By JONATHAN POWELL in London | China Daily Global | Updated: 2021-07-29 09:28

A boy has his temperature checked before entering the Stara Rescue Centre and School during the reopening of schools, for the delayed academic year 2021, amid the novel coronavirus disease (COVID-19) pandemic, in Kibera slums of Nairobi, Kenya, July 26, 2021. [Photo/Agencies]

School closures due to the COVID-19 pandemic are still affecting more than 600 million children in countries where they are not on an academic break, said the United Nations Children's Fund, or UNICEF.

The closures mean "education, safety, friends and food have been replaced by anxiety, violence, and teenage pregnancy", the agency said.

"Across the globe in all continents we've seen child helplines, a good precursor to understanding kids who are reporting violence, seeing often triple-digit increases," UNICEF spokesman James Elder said in Geneva on Tuesday.

In nearly half of countries in Asia and the Pacific, schools have been closed for around 200 days, while countries in Latin America and the Caribbean have been affected by the longest closures, according to UNICEF.

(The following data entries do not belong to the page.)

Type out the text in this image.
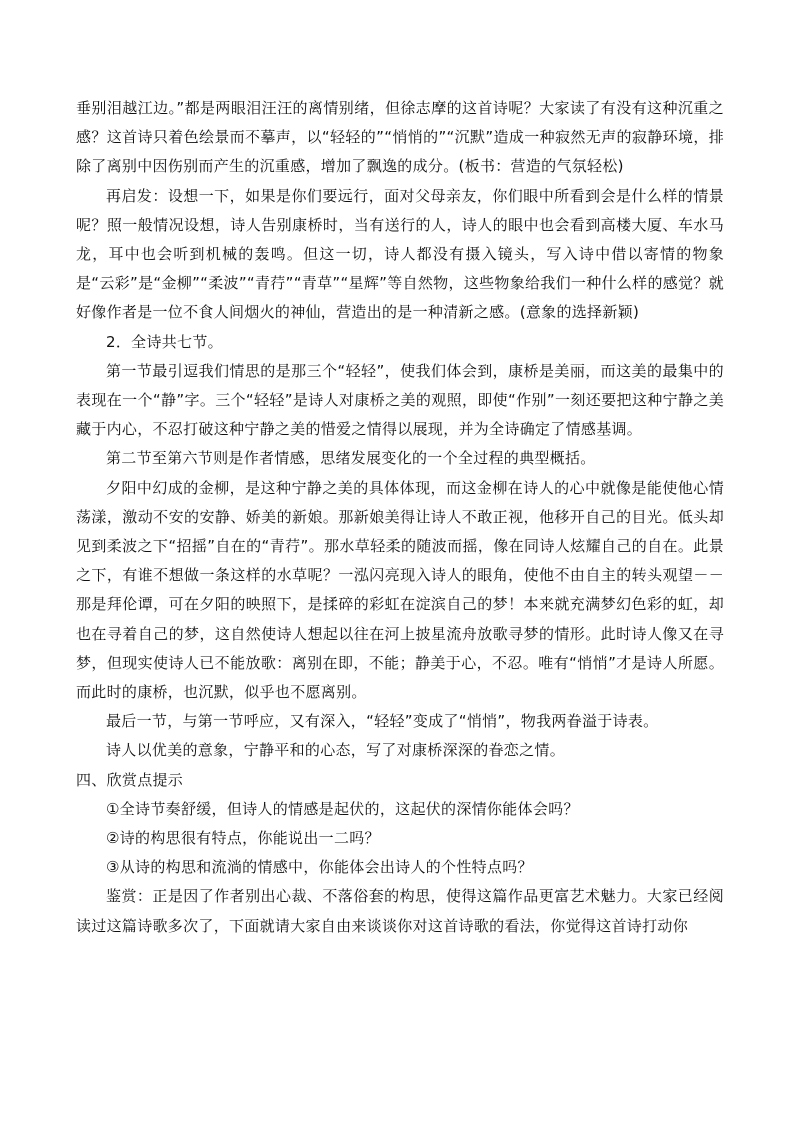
垂别泪越江边。”都是两眼泪汪汪的离情别绪，但徐志摩的这首诗呢？大家读了有没有这种沉重之感？这首诗只着色绘景而不摹声，以“轻轻的”“悄悄的”“沉默”造成一种寂然无声的寂静环境，排除了离别中因伤别而产生的沉重感，增加了飘逸的成分。(板书：营造的气氛轻松)

再启发：设想一下，如果是你们要远行，面对父母亲友，你们眼中所看到会是什么样的情景呢？照一般情况设想，诗人告别康桥时，当有送行的人，诗人的眼中也会看到高楼大厦、车水马龙，耳中也会听到机械的轰鸣。但这一切，诗人都没有摄入镜头，写入诗中借以寄情的物象是“云彩”是“金柳”“柔波”“青荇”“青草”“星辉”等自然物，这些物象给我们一种什么样的感觉？就好像作者是一位不食人间烟火的神仙，营造出的是一种清新之感。(意象的选择新颖)

2．全诗共七节。

第一节最引逗我们情思的是那三个“轻轻”，使我们体会到，康桥是美丽，而这美的最集中的表现在一个“静”字。三个“轻轻”是诗人对康桥之美的观照，即使“作别”一刻还要把这种宁静之美藏于内心，不忍打破这种宁静之美的惜爱之情得以展现，并为全诗确定了情感基调。

第二节至第六节则是作者情感，思绪发展变化的一个全过程的典型概括。

夕阳中幻成的金柳，是这种宁静之美的具体体现，而这金柳在诗人的心中就像是能使他心情荡漾，激动不安的安静、娇美的新娘。那新娘美得让诗人不敢正视，他移开自己的目光。低头却见到柔波之下“招摇”自在的“青荇”。那水草轻柔的随波而摇，像在同诗人炫耀自己的自在。此景之下，有谁不想做一条这样的水草呢？一泓闪亮现入诗人的眼角，使他不由自主的转头观望－－那是拜伦谭，可在夕阳的映照下，是揉碎的彩虹在淀滨自己的梦！本来就充满梦幻色彩的虹，却也在寻着自己的梦，这自然使诗人想起以往在河上披星流舟放歌寻梦的情形。此时诗人像又在寻梦，但现实使诗人已不能放歌：离别在即，不能；静美于心，不忍。唯有“悄悄”才是诗人所愿。而此时的康桥，也沉默，似乎也不愿离别。

最后一节，与第一节呼应，又有深入，“轻轻”变成了“悄悄”，物我两眷溢于诗表。

诗人以优美的意象，宁静平和的心态，写了对康桥深深的眷恋之情。

四、欣赏点提示

①全诗节奏舒缓，但诗人的情感是起伏的，这起伏的深情你能体会吗？

②诗的构思很有特点，你能说出一二吗？

③从诗的构思和流淌的情感中，你能体会出诗人的个性特点吗？

鉴赏：正是因了作者别出心裁、不落俗套的构思，使得这篇作品更富艺术魅力。大家已经阅读过这篇诗歌多次了，下面就请大家自由来谈谈你对这首诗歌的看法，你觉得这首诗打动你
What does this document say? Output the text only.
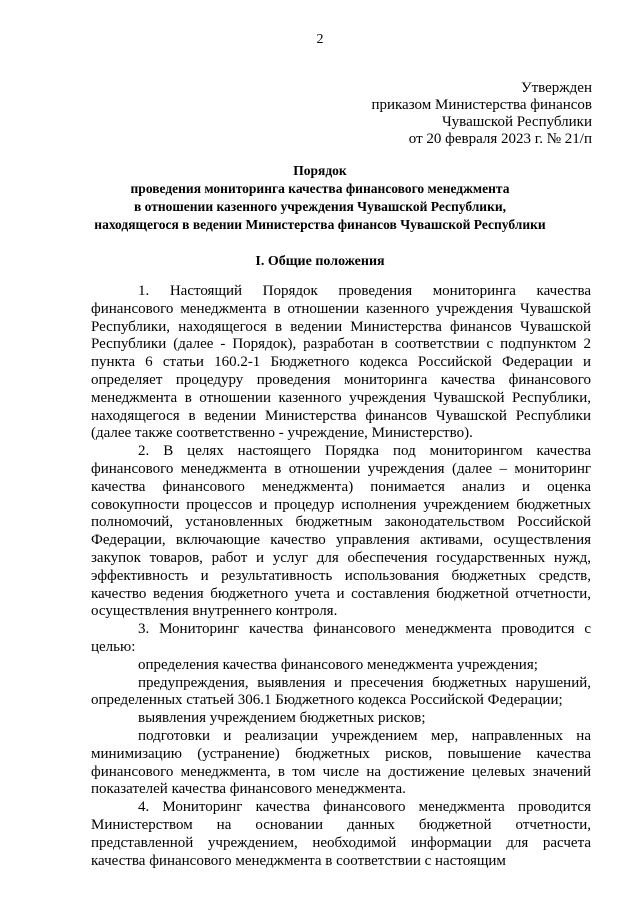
2
Утвержден
приказом Министерства финансов
Чувашской Республики
от 20 февраля 2023 г. № 21/п
Порядок
проведения мониторинга качества финансового менеджмента
в отношении казенного учреждения Чувашской Республики,
находящегося в ведении Министерства финансов Чувашской Республики
I. Общие положения

1. Настоящий Порядок проведения мониторинга качества финансового менеджмента в отношении казенного учреждения Чувашской Республики, находящегося в ведении Министерства финансов Чувашской Республики (далее - Порядок), разработан в соответствии с подпунктом 2 пункта 6 статьи 160.2-1 Бюджетного кодекса Российской Федерации и определяет процедуру проведения мониторинга качества финансового менеджмента в отношении казенного учреждения Чувашской Республики, находящегося в ведении Министерства финансов Чувашской Республики (далее также соответственно - учреждение, Министерство).

2. В целях настоящего Порядка под мониторингом качества финансового менеджмента в отношении учреждения (далее – мониторинг качества финансового менеджмента) понимается анализ и оценка совокупности процессов и процедур исполнения учреждением бюджетных полномочий, установленных бюджетным законодательством Российской Федерации, включающие качество управления активами, осуществления закупок товаров, работ и услуг для обеспечения государственных нужд, эффективность и результативность использования бюджетных средств, качество ведения бюджетного учета и составления бюджетной отчетности, осуществления внутреннего контроля.

3. Мониторинг качества финансового менеджмента проводится с целью:

определения качества финансового менеджмента учреждения;

предупреждения, выявления и пресечения бюджетных нарушений, определенных статьей 306.1 Бюджетного кодекса Российской Федерации;

выявления учреждением бюджетных рисков;

подготовки и реализации учреждением мер, направленных на минимизацию (устранение) бюджетных рисков, повышение качества финансового менеджмента, в том числе на достижение целевых значений показателей качества финансового менеджмента.

4. Мониторинг качества финансового менеджмента проводится Министерством на основании данных бюджетной отчетности, представленной учреждением, необходимой информации для расчета качества финансового менеджмента в соответствии с настоящим
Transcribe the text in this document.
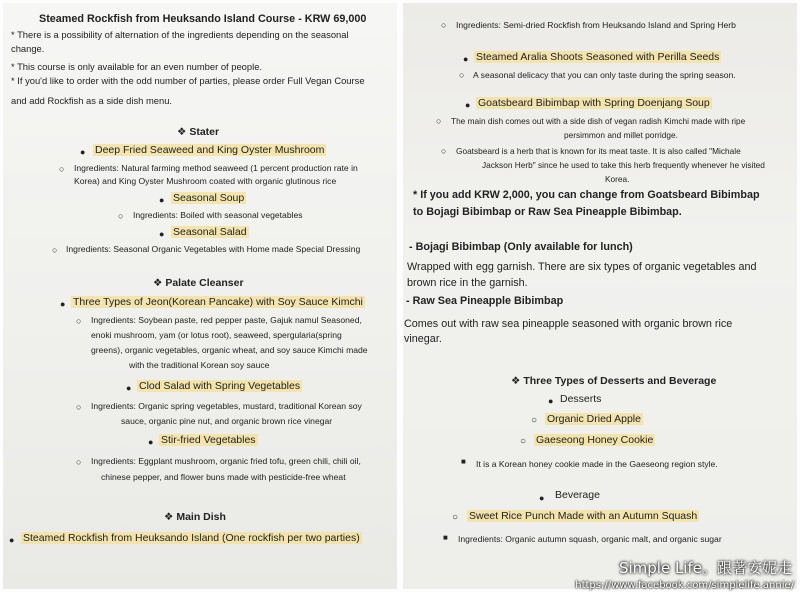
Steamed Rockfish from Heuksando Island Course - KRW 69,000
* There is a possibility of alternation of the ingredients depending on the seasonal
change.
* This course is only available for an even number of people.
* If you'd like to order with the odd number of parties, please order Full Vegan Course
and add Rockfish as a side dish menu.
❖ Stater
● Deep Fried Seaweed and King Oyster Mushroom
○ Ingredients: Natural farming method seaweed (1 percent production rate in
Korea) and King Oyster Mushroom coated with organic glutinous rice
● Seasonal Soup
○ Ingredients: Boiled with seasonal vegetables
● Seasonal Salad
○ Ingredients: Seasonal Organic Vegetables with Home made Special Dressing
❖ Palate Cleanser
● Three Types of Jeon(Korean Pancake) with Soy Sauce Kimchi
○ Ingredients: Soybean paste, red pepper paste, Gajuk namul Seasoned,
enoki mushroom, yam (or lotus root), seaweed, spergularia(spring
greens), organic vegetables, organic wheat, and soy sauce Kimchi made
with the traditional Korean soy sauce
● Clod Salad with Spring Vegetables
○ Ingredients: Organic spring vegetables, mustard, traditional Korean soy
sauce, organic pine nut, and organic brown rice vinegar
● Stir-fried Vegetables
○ Ingredients: Eggplant mushroom, organic fried tofu, green chili, chili oil,
chinese pepper, and flower buns made with pesticide-free wheat
❖ Main Dish
● Steamed Rockfish from Heuksando Island (One rockfish per two parties)
○ Ingredients: Semi-dried Rockfish from Heuksando Island and Spring Herb
● Steamed Aralia Shoots Seasoned with Perilla Seeds
○ A seasonal delicacy that you can only taste during the spring season.
● Goatsbeard Bibimbap with Spring Doenjang Soup
○ The main dish comes out with a side dish of vegan radish Kimchi made with ripe
persimmon and millet porridge.
○ Goatsbeard is a herb that is known for its meat taste. It is also called "Michale
Jackson Herb" since he used to take this herb frequently whenever he visited
Korea.
* If you add KRW 2,000, you can change from Goatsbeard Bibimbap
to Bojagi Bibimbap or Raw Sea Pineapple Bibimbap.
- Bojagi Bibimbap (Only available for lunch)
Wrapped with egg garnish. There are six types of organic vegetables and
brown rice in the garnish.
- Raw Sea Pineapple Bibimbap
Comes out with raw sea pineapple seasoned with organic brown rice
vinegar.
❖ Three Types of Desserts and Beverage
● Desserts
○ Organic Dried Apple
○ Gaeseong Honey Cookie
■ It is a Korean honey cookie made in the Gaeseong region style.
● Beverage
○ Sweet Rice Punch Made with an Autumn Squash
■ Ingredients: Organic autumn squash, organic malt, and organic sugar
Simple Life。跟著安妮走
https://www.facebook.com/simplelife.annie/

It estimates that 40 percent of all children in Eastern and Southern Africa, aged 5 to 18, are currently out of school. In Uganda, the pandemic had led to a 20 percent rise in teen pregnancies in the last 15 months.

Elder warned that if the figures from UNICEF "did not resonate with those in power, then consider a World Bank report that estimates a loss of $10 trillion in earnings over time" for this generation of students.

Remote learning

UNICEF said remote learning was not accessible to many, saying the solution is "simply out of reach "for at least a third of the world's schoolchildren.

Elder noted that in East Asia and the Pacific, "80 million children have no access whatsoever to any remote learning".

He added that in Uganda, schoolchildren have gone more than 300 days out of school, while home internet connectivity "is the lowest on the planet there at about 0.3 percent".

UNICEF has called for immediate action, laying out a five-step plan. It is appealing for schools to reopen as soon as possible; for governments and donors to protect the education budget; and for enrolment to be extended to children who were already out of school pre-COVID-19.

It also seeks the removal of financial barriers and the loosening of registration requirements, and for cash transfers to the most vulnerable to be increased.

"Everything needs to be done to bring an end to the pandemic," Elder said.

He added: "Immediately sharing available excess doses is a minimum, essential and emergency stop-gap measure, and it is needed right now. As is financing to support the rollout of vaccines.

"In addition to vaccines, diagnostics and therapeutics are critical to bringing this pandemic under control, which is why, as part of its annual Humanitarian Appeal for Children, UNICEF has called for $659 million to help countries with the delivery of vaccines, therapeutics and diagnostic tools in 2021."